Ein griechisch-orthodoxer Priester vor einem Kreuz.

So manche Griechen werden heute in Oster-Stimmung kommen. Denn genau heute, 40 Tage nach dem eigentlichen griechisch-orthodoxen Osterfest, holen die Kirchengemeinden in Griechenland den Gottesdienst nach.

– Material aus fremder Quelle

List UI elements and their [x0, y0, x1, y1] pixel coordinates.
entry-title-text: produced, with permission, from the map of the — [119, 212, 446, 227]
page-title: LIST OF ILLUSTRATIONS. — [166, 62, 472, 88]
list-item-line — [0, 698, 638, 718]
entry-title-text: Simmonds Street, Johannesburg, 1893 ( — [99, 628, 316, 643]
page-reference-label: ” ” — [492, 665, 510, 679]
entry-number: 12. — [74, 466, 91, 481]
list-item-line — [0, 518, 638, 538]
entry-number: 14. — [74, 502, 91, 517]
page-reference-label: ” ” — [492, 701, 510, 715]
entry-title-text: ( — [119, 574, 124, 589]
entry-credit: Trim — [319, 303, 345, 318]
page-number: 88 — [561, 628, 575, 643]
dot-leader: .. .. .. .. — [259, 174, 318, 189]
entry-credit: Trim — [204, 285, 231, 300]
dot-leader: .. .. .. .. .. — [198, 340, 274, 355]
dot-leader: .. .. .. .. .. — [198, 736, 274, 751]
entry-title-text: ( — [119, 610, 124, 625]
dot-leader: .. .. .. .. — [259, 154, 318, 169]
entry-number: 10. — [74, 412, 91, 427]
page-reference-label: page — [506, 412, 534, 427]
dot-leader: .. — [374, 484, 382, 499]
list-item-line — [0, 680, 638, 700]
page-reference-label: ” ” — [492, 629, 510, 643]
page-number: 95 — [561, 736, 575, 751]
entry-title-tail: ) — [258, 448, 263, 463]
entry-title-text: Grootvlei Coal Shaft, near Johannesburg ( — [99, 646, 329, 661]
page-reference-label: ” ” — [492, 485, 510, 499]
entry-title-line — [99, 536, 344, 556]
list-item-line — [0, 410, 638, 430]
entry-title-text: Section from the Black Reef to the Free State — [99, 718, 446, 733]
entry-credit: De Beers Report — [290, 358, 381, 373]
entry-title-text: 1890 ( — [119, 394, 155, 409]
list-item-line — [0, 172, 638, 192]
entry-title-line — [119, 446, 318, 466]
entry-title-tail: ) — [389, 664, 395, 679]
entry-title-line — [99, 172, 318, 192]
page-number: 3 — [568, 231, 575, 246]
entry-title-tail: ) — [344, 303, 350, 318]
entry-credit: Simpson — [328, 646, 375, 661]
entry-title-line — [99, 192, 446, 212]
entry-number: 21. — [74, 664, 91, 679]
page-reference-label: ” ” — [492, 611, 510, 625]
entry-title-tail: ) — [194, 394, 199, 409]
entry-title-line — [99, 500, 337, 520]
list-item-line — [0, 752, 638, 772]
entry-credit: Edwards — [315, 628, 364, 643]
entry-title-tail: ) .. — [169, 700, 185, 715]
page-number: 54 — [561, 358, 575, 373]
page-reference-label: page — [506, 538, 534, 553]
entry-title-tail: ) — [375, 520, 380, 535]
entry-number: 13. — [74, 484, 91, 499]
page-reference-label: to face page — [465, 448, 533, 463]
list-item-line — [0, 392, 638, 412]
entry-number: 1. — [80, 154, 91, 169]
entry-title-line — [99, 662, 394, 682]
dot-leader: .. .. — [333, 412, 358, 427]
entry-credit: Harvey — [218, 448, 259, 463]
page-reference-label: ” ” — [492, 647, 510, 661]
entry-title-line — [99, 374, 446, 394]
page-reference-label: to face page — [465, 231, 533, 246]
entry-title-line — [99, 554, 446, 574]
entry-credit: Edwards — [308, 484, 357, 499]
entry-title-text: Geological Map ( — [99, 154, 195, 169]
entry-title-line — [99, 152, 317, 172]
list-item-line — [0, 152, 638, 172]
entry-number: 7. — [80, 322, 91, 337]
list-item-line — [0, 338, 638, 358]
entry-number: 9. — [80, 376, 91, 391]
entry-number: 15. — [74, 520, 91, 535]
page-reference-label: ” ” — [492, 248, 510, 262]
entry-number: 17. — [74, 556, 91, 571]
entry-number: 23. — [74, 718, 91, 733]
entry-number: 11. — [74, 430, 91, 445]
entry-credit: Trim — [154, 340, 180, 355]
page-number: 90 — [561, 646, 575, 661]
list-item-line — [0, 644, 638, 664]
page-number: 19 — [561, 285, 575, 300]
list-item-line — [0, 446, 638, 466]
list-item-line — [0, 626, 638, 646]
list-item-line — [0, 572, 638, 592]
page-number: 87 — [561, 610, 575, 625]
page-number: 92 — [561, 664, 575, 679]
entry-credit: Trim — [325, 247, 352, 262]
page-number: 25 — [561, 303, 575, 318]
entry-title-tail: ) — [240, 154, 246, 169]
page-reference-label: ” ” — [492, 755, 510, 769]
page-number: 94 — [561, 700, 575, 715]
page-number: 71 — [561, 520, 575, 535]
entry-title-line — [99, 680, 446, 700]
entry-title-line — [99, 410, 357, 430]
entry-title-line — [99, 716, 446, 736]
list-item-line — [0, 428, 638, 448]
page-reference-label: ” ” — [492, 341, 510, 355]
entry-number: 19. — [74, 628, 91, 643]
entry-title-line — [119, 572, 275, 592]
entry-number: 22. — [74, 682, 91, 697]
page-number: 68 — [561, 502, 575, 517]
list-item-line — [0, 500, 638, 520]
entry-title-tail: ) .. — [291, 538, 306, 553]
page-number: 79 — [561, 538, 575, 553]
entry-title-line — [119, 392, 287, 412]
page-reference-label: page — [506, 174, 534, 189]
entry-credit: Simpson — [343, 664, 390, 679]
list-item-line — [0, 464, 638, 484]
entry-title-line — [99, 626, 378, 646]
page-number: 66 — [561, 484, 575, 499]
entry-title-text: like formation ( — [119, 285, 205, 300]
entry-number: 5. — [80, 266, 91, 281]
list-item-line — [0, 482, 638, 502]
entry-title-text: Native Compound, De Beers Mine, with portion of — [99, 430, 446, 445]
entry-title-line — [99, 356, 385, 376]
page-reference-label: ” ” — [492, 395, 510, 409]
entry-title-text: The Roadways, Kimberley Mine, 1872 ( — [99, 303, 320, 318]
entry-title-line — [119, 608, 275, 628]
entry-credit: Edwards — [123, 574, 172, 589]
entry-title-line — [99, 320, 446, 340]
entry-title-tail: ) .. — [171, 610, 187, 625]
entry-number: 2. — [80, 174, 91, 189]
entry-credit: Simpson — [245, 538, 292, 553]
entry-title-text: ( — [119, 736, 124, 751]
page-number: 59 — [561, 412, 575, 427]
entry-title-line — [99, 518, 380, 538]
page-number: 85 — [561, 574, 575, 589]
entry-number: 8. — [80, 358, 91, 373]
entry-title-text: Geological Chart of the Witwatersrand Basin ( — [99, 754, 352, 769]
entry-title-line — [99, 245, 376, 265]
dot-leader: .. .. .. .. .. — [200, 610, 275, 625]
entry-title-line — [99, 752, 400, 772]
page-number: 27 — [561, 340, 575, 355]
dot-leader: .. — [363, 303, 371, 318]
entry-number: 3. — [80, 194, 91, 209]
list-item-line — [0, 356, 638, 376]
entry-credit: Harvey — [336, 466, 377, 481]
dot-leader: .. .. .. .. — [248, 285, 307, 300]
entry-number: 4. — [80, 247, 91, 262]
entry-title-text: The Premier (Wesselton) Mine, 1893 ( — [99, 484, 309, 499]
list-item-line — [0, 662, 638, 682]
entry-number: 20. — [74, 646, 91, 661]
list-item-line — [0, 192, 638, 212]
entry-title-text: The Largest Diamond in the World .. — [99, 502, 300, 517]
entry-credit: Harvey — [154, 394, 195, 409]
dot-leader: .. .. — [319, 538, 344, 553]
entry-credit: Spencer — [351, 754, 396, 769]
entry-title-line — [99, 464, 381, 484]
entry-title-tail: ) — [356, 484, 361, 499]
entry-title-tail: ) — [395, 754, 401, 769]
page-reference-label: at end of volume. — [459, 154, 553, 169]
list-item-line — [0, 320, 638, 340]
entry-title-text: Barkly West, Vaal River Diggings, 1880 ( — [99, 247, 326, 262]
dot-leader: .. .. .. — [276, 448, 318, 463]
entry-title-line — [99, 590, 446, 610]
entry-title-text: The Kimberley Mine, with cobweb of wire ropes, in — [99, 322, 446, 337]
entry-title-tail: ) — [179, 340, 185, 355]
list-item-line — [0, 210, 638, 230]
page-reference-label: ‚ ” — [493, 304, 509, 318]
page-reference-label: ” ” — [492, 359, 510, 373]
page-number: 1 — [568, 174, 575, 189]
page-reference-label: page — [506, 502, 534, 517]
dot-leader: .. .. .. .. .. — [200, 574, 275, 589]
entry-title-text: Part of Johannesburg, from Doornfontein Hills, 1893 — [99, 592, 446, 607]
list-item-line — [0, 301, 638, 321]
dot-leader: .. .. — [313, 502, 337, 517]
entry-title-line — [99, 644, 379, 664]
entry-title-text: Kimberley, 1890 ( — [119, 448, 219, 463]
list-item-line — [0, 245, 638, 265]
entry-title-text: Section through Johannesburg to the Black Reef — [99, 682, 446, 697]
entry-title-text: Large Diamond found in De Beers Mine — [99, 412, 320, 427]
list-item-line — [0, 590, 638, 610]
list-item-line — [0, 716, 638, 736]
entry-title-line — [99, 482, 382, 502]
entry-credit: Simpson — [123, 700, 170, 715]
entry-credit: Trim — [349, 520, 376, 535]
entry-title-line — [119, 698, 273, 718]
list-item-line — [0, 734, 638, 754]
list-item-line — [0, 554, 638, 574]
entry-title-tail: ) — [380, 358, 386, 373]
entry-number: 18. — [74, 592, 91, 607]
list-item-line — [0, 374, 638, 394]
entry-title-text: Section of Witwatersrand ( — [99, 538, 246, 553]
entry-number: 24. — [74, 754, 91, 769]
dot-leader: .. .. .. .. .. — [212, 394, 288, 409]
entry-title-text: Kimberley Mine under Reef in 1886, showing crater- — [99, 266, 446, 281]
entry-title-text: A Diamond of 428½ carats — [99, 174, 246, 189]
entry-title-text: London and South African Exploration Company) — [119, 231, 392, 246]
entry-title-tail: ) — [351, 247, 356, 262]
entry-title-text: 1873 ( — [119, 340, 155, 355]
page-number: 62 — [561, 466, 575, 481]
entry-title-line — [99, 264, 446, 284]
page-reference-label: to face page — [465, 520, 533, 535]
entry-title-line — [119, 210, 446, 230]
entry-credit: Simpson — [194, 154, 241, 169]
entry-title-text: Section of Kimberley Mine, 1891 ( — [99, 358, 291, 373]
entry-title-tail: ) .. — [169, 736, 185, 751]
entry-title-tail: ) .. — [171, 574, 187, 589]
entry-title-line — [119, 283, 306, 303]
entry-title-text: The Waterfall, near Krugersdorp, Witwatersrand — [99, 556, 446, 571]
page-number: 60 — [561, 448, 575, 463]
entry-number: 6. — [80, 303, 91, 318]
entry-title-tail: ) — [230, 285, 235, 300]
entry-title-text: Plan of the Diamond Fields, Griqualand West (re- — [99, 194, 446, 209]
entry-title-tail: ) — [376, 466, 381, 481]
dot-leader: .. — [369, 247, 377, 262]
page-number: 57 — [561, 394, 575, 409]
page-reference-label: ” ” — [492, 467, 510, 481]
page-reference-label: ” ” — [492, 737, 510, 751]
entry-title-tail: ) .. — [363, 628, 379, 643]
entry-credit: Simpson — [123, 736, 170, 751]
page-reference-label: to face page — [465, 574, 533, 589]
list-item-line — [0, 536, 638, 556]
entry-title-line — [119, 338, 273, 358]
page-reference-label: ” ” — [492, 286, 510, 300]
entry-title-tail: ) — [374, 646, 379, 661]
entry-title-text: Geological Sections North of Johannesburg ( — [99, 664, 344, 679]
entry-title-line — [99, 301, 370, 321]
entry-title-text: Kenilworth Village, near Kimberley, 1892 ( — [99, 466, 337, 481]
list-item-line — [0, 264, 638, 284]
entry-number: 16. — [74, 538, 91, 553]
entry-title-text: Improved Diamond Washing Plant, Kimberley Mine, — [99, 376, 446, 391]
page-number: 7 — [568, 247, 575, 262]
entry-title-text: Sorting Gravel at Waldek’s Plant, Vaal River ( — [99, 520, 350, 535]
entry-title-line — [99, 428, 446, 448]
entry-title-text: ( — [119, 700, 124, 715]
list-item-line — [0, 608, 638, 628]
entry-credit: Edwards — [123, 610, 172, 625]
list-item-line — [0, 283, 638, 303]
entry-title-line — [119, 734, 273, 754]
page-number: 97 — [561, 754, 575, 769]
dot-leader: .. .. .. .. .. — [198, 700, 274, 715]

Endlich läuten sie wieder, die Glocken der Kirchen in Griechenland. Zum eigentlichen Osterfest war das noch verboten. Nichts sollte damals im April die Gläubigen während der Ausgangssperre vor die Tür locken. Aber der heutige Dienstag ist genau der richtige Tag, um die Auferstehungsmesse der Osternacht nachzufeiern, sagt der Vikar der Sankt-Antonios-Gemeinde von Athen, Theologos Alexandrakis.

Gottesdienste im Ausnahmezustand

Denn heute endet die 40-tägige Auferstehungszeit. "Wir singen die gleichen Lieder wie in der Auferstehungsmesse in der Nacht zu Ostern. Wir feiern damit die Vollendung der Präsenz unseres Herrn auf Erden, wir feiern seine Auferstehung und wir erwarten den Tag seiner Himmelfahrt", so Alexandrakis.

Der Oster-Gottesdienst Ende Mai – nicht nur das Datum ist ungewöhnlich. Wegen der Corona-Gefahr dürfen Kirchen nicht voll besetzt sein, die Gottesdienste werden deshalb per Lautsprecher nach draußen übertragen, wo sich die Gläubigen in eineinhalb Meter Abstand aufstellen müssen. Und die Nachbarn der Kirchen werden gleich mitbeschallt, mancherorts bis tief in die Nacht. Im Athener Vorort Psychikó beginnt der Ostergottesdienst heute Abend um 22 Uhr – und soll vier Stunden dauern, bis 2 Uhr morgens.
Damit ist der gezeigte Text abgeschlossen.